3. The board, abiding by the guidelines in Act 10, releases agreements it negotiated with 4 other unions that are still certified.
4. Those agreements abide by Act 10 by negotiating only on raises and raise salaries for those union members that is less than the raise that Abele gave to non-union workers.
5. There is some confusion on whether the county is allowed to negotiate on taking union dues out of paychecks and thus those agreements are pulled until that portion can be confirmed.
6. Bruce Murphy then jumps up and down pointing shouting, “see I told you they ran over my… I mean look they are not following Act 10!”
Seriously?
The comments above are the perfect example of how the left views an issue. Address nothing written by Murphy and raise a bunch of nonissues that have nothing with the points being made.
Dave, my guess is the comment was made by someone very close to the board. Since the person is anonymous, of course, there is no way to know.
Bruce: I’m an avid newspaper reader and a former county employee in the court system, and a former union member. (And no, I didn’t get a back-drop…) I’ve been bothered by Schultze’s reporting too – just as I was when JS assigned Georgia Pabst, their Hispanic beat reporter, to a serious legal/business story where she was out of her depth and clearly biased (Palermo’s).
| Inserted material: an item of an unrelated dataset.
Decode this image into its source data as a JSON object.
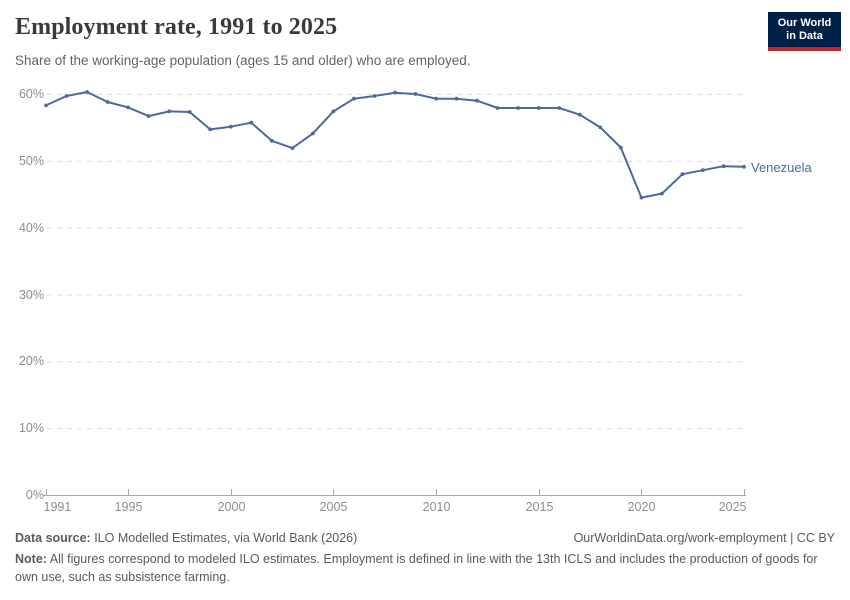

They now seem to have replaced her with Karen Herzog.
As much as I disagree with Charlie Sykes about almost everything, I do listen when he reports Aaron Rodriguez’s stuff because Rodriguez seems to get the facts straight. As do you.
Regarding Act 10, there is no “confusion” about whether dues checkoff can be bargained; it cannot. The defense of the negotiation is that the Dane County Circuit Court judgment involving a lawsuit to which Milwaukee County was NOT a party somehow enjoining enforcement of Act 10 statewide.
Keep up your work. These are crazy making times.
Lucy Cooper
I am not close to the board, I think I have met 2 or 3 members over the last 4 or 5 years and at least one of those is not on the board anymore.
I did notice that you did not address a single one of my points. You are misleading the public by claiming one thing and leaving out key facts when the opposite is true. I think you are a good investigated reporter, but I have always been bothered by your reporting of the County government when you worked for Milwaukee Magazine. You obviously have a weird obsession that clouds your coverage. Frankly it has always been bizarre.
Actually, John, if that’s your name, I’ve tried to contact you to respond but you don’t have a real email. And your argument is with Dan Bice, who reported on the union negotiating, not with me.